Quality Time or Quantity Time?...You Need Both!
by Dr. Marion Swanson
You've heard it before: "It's not about 'quantity time', it's 'quality time' that matters…" When it comes to time spent with your child, you actually need to have both and you need to think about how each really looks…
Quality Time
While many parents feel they need to "Wow!" their kids on a regular basis this sets up unrealistic expectations in their relationship with their parents and can set them up for disappointment with life in general. (This can be a particularly strong feeling/pressure for non-custodial parents who may see their children only every other weekend or so.) Quality time doesn't need to cost a thing and it doesn't need to take all day. Taking time to go for a walk together can help you slow things down and catch up on things. Playing a board game or charades can help you share some humor and fun. Reading a book together provides cozy time and a common topic to talk about. Whatever you do, "quality time" is about really sharing an enjoyable experience and engaging in a meaningful way without distractions.
Quantity Time
So you've gone for a walk, read a book together, or played a game with your child, and you can feel good about that. But it's not enough.

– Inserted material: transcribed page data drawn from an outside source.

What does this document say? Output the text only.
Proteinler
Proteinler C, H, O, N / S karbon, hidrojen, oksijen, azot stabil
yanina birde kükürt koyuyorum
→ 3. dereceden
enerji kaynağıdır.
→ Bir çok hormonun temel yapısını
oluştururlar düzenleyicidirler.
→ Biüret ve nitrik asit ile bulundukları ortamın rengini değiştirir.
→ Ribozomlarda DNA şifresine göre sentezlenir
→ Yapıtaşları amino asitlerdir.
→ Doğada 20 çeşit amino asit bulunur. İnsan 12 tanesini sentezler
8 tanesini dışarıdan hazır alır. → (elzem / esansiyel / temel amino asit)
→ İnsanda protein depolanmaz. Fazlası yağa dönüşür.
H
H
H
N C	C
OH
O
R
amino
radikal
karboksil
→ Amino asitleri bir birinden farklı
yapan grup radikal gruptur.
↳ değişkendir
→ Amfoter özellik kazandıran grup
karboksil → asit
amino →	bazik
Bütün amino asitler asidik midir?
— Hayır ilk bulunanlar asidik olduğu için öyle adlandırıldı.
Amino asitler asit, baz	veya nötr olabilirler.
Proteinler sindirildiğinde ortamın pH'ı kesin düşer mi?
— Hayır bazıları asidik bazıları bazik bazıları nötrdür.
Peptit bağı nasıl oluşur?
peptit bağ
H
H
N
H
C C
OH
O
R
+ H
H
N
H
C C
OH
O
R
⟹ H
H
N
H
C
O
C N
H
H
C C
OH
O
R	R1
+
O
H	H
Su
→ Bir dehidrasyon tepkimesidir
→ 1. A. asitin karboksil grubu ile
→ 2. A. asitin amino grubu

Your child needs to be with you for more than a few minutes during those moments that may seem mundane or unimportant, your child still benefits from your presence. Whether it's knowing that you're available to help with homework or learning from how you organize yourself and engage with other people as you run your errands, you act as both a safe haven for your child and as a model from which your child will learn life skills. Your presence is powerful and should not be underestimated spending quiet time in the same room as you each do your own thing is a subtle experience that fosters a feeling of belonging and connection.
Balance It Out
Most parents have very hectic daily schedules and it can feel like there isn't enough time in the day to do everything you want to do with your kids. But trust that time spent together doing everyday things (ex: homework, errands, etc) combined with even small moments of sharing relaxation or laughter will go a long way towards building a deep and satisfying relationship with each other.